Australia 'can achieve' 25% carbon cuts: analysis
Australia's carbon price and limit on emissions can achieve a 25 per cent cut in carbon pollution by 2020, according to new analysis by The Climate Institute for the World Resources Institute's Open Climate Network.
However, Australia needs stable support for investments in clean energy and energy efficiency to avoid becoming dependent on international permits.
"The world needs ambitious action on climate change and with a credible climate policy Australia can act as an example to others," said Jennifer Morgan, director of the Climate and Energy Program at the World Resources Institute.
"Australia's emissions trading scheme gives it flexibility in its approach, while the legislated limits give the world confidence that Australia will achieve its national reduction goals."
The Open Climate Network analysis found emissions from Australia's electricity sector — the nation's largest single source of carbon pollution — will likely fall, thanks to a suite of effective policies that includes the Renewable Energy Target and energy efficiency initiatives.
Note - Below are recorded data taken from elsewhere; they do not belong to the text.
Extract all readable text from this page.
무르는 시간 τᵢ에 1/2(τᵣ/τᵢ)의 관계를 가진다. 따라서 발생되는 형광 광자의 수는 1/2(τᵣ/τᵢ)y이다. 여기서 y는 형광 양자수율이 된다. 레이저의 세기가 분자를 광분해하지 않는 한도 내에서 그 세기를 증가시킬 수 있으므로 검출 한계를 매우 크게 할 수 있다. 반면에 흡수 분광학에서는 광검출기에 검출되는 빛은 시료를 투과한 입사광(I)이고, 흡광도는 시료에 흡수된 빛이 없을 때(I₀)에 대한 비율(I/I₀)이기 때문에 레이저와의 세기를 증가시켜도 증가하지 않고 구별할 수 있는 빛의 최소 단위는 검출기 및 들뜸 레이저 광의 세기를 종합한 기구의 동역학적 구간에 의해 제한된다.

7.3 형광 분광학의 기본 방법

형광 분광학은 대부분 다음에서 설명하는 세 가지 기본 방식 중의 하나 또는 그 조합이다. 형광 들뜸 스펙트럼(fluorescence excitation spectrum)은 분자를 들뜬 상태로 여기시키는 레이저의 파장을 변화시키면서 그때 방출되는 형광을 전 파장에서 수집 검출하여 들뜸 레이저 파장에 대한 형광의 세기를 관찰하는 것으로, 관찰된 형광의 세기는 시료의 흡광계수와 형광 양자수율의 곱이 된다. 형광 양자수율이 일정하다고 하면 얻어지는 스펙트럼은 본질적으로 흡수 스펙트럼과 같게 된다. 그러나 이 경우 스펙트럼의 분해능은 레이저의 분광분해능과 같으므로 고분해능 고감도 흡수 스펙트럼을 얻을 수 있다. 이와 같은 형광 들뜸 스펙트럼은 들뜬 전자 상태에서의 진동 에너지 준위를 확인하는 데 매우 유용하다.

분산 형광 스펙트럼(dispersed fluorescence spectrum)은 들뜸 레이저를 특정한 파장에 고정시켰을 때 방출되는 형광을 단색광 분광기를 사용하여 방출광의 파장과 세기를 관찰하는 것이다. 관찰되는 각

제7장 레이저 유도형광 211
However, emissions from other sectors, particularly the resources sector and to a lesser extent transport, will continue to rise.
Both of Australia's major political parties support cutting carbon pollution between 5 and 25 per cent (from 2000 levels) by 2020.
Currently Australia has a carbon price that transitions from a fixed charge to an internationally linked cap-and-trade scheme in 2014 or 2015.
"Our joint analysis finds that the carbon price is not enough to drive significant domestic emissions reductions without support from existing and new policies," John Connor, CEO, The Climate Institute, said.
"The advantage of an internationally linked trading scheme is that Australia can drive more ambitious carbon cuts at no extra cost.
"This is important because it is reducing global atmospheric carbon pollution and that is crucial to help achieve Australia's national climate interest of avoiding global warming of two degrees above pre-industrial levels.
"The risk is that we rely overly on international permits without doing enough to address our own pollution. Australia needs to step up its efforts to reorient its economy on a low carbon foundation — this is the only way to succeed and prosper in the long term."
The analysis of Australia's climate mitigation policies is the latest in a series of Open Climate Network reports that examine the policy frameworks of the United States, the UK and the European Union.